Er zijn verder ook geen andere feiten en omstandigheden gesteld of gebleken waaruit volgt dat [gedaagden] c.s. zodanig onzorgvuldig hebben gehandeld jegens SNCU, dat daarvan hen persoonlijk een ernstig verwijt kan worden gemaakt. Niet is gebleken dat [gedaagden] c.s. door onopgehelderde oorzaken of onverantwoorde bestedingen eerder aanwezige liquiditeiten en activa hebben kwijtgemaakt. Zoals [gedaagden] c.s. terecht ook aanvoeren, is het enkel onbetaald laten van schulden van de onderneming niet voldoende om betalingsonwil aan te nemen.
4.7.
Het voorgaande betekent dat SNCU onvoldoende heeft gesteld dat [gedaagden] c.s. een ernstig persoonlijk verwijt kan worden gemaakt, zodat niet is komen vast te staan dat sprake is van bestuurdersaansprakelijkheid.

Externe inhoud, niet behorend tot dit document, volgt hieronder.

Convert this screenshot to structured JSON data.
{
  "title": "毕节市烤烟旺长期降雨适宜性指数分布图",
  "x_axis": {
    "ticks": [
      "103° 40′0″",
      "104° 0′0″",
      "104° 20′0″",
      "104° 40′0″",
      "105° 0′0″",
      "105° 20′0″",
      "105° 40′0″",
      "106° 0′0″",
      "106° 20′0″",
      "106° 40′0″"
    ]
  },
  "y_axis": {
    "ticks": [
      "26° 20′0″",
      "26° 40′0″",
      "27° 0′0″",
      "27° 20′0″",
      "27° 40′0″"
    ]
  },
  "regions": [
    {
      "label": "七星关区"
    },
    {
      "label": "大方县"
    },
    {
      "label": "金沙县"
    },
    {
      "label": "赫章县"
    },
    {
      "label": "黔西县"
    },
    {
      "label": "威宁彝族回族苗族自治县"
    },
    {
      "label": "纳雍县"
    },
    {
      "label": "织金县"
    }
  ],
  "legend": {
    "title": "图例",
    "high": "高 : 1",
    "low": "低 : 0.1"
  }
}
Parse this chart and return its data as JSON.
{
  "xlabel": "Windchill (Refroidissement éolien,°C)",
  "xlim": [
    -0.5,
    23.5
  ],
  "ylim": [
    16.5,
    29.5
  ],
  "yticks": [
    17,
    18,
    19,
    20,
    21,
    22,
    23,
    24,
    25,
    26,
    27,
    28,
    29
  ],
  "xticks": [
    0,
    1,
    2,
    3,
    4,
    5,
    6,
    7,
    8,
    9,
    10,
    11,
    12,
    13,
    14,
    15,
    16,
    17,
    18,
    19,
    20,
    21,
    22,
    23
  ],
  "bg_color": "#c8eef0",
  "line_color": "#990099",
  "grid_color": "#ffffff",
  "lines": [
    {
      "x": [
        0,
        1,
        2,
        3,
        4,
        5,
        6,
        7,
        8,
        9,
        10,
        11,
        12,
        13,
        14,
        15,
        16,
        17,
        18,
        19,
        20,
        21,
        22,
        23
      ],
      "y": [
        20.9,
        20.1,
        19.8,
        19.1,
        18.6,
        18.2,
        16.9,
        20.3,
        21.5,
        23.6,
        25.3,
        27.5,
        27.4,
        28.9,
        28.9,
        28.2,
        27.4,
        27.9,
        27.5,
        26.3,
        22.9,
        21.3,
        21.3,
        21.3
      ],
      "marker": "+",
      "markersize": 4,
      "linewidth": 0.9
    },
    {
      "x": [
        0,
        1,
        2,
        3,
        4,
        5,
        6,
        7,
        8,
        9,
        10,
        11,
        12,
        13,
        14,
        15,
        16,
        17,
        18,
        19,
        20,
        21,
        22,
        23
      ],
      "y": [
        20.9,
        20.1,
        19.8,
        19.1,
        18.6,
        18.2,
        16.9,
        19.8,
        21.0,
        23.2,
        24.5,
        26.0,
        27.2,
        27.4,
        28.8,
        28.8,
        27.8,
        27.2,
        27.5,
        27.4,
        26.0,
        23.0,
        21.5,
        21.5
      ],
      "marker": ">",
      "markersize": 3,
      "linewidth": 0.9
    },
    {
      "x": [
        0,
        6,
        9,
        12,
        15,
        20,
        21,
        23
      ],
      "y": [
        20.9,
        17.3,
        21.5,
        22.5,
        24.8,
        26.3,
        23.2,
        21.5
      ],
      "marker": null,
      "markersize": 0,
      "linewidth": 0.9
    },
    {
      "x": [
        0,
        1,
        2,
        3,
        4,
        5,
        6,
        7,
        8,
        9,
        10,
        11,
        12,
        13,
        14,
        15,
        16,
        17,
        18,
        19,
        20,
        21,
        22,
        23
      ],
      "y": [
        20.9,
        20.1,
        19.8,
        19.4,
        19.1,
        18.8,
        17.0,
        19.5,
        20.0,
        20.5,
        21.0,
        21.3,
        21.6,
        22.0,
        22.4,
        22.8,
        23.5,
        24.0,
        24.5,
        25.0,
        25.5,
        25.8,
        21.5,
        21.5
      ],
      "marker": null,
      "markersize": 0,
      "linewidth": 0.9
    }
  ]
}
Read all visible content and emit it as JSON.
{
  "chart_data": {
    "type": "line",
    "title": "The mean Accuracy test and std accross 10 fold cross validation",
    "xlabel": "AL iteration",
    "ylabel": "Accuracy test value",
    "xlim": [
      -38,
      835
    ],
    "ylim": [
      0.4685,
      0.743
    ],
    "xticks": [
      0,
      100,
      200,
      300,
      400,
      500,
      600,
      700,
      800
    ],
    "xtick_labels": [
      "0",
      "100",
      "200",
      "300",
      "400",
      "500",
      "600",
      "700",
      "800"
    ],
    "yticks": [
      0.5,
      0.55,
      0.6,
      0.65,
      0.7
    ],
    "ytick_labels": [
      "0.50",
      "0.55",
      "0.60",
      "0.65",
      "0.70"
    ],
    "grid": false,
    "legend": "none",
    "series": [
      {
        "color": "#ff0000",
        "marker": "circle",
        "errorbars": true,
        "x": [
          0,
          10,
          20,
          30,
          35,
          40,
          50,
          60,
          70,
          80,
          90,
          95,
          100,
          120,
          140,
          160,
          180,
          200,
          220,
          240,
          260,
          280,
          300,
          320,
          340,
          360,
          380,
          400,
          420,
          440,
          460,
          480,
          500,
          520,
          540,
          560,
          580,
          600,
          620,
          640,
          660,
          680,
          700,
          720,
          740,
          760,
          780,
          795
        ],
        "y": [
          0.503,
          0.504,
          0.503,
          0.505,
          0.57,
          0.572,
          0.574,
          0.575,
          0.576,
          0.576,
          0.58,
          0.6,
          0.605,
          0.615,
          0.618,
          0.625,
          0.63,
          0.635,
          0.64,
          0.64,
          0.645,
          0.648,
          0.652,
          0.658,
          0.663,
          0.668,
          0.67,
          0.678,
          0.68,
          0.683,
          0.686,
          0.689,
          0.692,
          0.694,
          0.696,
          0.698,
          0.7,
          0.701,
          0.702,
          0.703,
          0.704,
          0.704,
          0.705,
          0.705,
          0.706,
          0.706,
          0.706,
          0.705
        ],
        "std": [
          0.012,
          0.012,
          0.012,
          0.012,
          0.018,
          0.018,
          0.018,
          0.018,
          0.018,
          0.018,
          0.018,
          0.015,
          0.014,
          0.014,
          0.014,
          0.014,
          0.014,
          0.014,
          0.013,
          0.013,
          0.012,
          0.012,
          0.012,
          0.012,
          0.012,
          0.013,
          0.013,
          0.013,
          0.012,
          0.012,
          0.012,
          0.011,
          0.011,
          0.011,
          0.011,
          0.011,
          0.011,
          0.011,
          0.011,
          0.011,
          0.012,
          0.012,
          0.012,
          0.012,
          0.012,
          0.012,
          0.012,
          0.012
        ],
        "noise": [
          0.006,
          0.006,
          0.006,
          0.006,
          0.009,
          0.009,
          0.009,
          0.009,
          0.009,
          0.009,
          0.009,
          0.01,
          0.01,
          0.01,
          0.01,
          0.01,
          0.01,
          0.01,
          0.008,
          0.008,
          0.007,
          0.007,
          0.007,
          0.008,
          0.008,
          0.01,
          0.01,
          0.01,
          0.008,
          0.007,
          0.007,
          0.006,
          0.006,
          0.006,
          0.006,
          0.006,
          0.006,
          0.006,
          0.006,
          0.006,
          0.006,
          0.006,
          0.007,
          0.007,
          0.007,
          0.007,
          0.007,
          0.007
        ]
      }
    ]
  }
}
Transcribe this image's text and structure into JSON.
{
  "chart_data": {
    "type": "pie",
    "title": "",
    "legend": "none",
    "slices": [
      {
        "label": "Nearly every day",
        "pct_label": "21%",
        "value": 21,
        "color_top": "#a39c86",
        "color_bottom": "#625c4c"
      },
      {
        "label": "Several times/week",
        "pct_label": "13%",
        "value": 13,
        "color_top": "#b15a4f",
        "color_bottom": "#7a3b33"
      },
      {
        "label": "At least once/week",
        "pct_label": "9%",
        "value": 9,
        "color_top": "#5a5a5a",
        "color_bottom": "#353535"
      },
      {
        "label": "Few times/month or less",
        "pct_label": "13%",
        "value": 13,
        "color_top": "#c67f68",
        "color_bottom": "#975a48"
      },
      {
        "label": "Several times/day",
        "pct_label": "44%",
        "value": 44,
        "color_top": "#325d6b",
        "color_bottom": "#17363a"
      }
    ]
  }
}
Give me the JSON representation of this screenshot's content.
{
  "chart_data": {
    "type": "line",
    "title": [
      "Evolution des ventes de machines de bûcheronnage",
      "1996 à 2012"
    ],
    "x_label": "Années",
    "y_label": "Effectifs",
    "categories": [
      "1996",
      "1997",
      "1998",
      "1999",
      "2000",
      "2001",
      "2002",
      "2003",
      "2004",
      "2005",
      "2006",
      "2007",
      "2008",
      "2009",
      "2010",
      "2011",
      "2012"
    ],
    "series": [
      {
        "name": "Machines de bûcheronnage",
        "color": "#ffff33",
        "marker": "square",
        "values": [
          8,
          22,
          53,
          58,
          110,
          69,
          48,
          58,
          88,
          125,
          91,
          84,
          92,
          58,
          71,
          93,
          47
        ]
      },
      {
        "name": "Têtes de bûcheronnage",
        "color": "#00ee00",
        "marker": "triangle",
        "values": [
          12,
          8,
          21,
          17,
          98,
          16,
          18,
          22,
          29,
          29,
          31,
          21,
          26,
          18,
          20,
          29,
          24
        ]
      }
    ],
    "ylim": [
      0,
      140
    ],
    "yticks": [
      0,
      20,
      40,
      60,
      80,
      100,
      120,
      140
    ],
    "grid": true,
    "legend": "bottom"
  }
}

Dat betekent dat de vorderingen van SNCU, die daarop zijn gegrond, zullen worden afgewezen.
Proceskosten
4.8.
SNCU zal als de in het ongelijk gestelde partij in de proceskosten worden veroordeeld. De kosten aan de zijde van [gedaagden] c.s. worden begroot op:
- griffierecht 2.042,00
- salaris advocaat
2.228,00(2,0 punten × tarief € 1.114,00)
Totaal € 4.270,00
4.9.
De nakosten worden begroot op de wijze als vermeld onder de beslissing.

5.De beslissing

De rechtbank
5.1.
wijst de vorderingen af,
5.2.
veroordeelt SNCU in de proceskosten, aan de zijde van [gedaagden] c.s. tot op heden begroot op € 4.270,00, te vermeerderen met de wettelijke rente als bedoeld in artikel 6:119 BW veertien dagen na betekening van dit vonnis tot de dag van volledige betaling,
5.3.
veroordeelt SNCU in de na dit vonnis ontstane kosten, begroot op € 163,00 aan salaris advocaat, te vermeerderen, onder de voorwaarde dat SNCU niet binnen veertien dagen na aanschrijving aan het vonnis heeft voldaan en er vervolgens betekening van de uitspraak heeft plaatsgevonden, met een bedrag van € 85,00 aan salaris advocaat en de explootkosten van betekening van de uitspraak,
5.4.
verklaart dit vonnis wat betreft de kostenveroordeling uitvoerbaar bij voorraad.
Dit vonnis is gewezen door mr. J.M. van Hall, rechter, bijgestaan door mr. R. Hafith, griffier, en in het openbaar uitgesproken op 2 juni 2021.